Children do not need perfectly calm parents.
They need real parents.
They need parents who can show them that big emotions do not have to destroy connection. They need parents who can show them that dysregulation is not the end of the story. They need parents who can model that it is possible to get activated, to work with what is happening, to seek support, to bring safety on board, and to come back to connection again and again.
They need to see that being human is allowed.
They need to feel that there is room for intensity, repair, and return.
They need to know, through experience, that regulation is not perfection. Regulation is what happens when we meet what is real with enough safety and support.
This is the question I keep coming back to:
Can we let go of the idea that regulation means being calm all the time?
Can we let go of seeing messiness as bad?
Can we stop measuring ourselves against an impossible standard that no nervous system, especially not one living under chronic stress, could meet consistently?

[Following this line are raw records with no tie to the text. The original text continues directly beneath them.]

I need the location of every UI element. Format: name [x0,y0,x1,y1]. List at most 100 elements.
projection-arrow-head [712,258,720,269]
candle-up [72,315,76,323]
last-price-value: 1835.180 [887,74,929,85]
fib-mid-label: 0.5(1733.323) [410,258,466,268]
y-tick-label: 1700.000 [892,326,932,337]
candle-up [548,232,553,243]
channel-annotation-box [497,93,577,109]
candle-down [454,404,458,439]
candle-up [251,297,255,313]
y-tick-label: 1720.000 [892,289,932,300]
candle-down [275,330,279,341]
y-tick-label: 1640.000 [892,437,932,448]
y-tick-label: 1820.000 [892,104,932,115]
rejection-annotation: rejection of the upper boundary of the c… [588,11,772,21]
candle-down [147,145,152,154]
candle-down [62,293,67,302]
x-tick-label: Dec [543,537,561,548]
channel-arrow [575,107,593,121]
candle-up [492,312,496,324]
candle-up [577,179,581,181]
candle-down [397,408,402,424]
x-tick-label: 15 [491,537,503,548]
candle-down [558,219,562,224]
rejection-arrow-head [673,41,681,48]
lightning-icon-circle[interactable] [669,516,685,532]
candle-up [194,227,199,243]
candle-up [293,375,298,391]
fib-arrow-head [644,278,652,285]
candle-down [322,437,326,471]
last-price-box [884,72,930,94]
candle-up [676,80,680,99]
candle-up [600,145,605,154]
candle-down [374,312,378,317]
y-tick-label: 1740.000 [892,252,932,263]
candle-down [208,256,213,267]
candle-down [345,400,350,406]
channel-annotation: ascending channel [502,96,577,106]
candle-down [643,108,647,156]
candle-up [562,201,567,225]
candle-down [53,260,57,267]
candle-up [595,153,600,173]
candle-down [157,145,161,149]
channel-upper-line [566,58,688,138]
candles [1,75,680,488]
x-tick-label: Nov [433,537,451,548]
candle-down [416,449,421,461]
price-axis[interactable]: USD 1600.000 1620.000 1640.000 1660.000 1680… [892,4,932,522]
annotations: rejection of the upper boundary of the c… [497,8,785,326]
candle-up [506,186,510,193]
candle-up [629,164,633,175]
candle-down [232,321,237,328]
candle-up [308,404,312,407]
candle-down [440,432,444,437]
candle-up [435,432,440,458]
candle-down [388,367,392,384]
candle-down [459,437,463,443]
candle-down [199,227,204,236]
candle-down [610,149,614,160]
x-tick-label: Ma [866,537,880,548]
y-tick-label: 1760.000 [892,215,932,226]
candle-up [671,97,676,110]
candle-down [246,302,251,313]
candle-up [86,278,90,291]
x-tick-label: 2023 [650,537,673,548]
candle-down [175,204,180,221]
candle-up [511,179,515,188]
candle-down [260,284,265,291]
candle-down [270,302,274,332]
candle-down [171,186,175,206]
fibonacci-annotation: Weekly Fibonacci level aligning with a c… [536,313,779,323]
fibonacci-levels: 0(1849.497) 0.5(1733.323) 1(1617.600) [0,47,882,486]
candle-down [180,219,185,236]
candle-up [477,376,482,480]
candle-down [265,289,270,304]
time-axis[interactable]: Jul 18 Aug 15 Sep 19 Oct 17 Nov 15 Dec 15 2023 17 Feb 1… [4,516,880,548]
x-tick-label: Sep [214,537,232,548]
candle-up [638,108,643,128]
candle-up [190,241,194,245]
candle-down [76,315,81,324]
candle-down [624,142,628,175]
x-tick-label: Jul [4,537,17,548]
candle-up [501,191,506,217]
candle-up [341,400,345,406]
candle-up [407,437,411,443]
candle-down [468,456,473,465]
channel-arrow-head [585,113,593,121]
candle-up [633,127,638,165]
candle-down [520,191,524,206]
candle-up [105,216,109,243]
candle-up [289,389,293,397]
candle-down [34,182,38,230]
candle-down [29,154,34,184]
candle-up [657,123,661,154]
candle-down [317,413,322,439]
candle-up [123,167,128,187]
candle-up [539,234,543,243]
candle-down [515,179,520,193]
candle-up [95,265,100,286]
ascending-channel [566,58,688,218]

Can we allow ourselves to be human?
Because parenting a PDA Autistic child is activating. Parenting high-needs children is activating. It is not realistic to expect calm all the time in a life filled with this much intensity.
What matters more is not that you never get activated.
What matters more is that your child sees how you work with activation. How you come back to yourself. How you find support. How you repair. How you reconnect. How you return to your connected self over and over again.
That is the lesson.
That is the model.
That is regulation.
If you are parenting a hypersensitive, high-needs, or PDA child, you are carrying more than most people realize. You are learning, adapting, repairing, and showing up in situations that stretch your nervous system to its limits.
You do not have to be perfect.
You do not have to be calm all the time.
You do not have to hide every big feeling in order to be a safe enough parent.
Your child does not need a perfectly calm parent.
They need a parent who is willing to work with what gets activated inside them and bring safety, support, honesty, and repair to it.
And yes, sometimes that will look messy.
But messy does not mean bad.
Messy does not mean damaging.
Messy may simply mean that something real got activated — and instead of hiding it, suppressing it, or dumping it out, you worked with it.
And that may be one of the most powerful things your child can learn from you.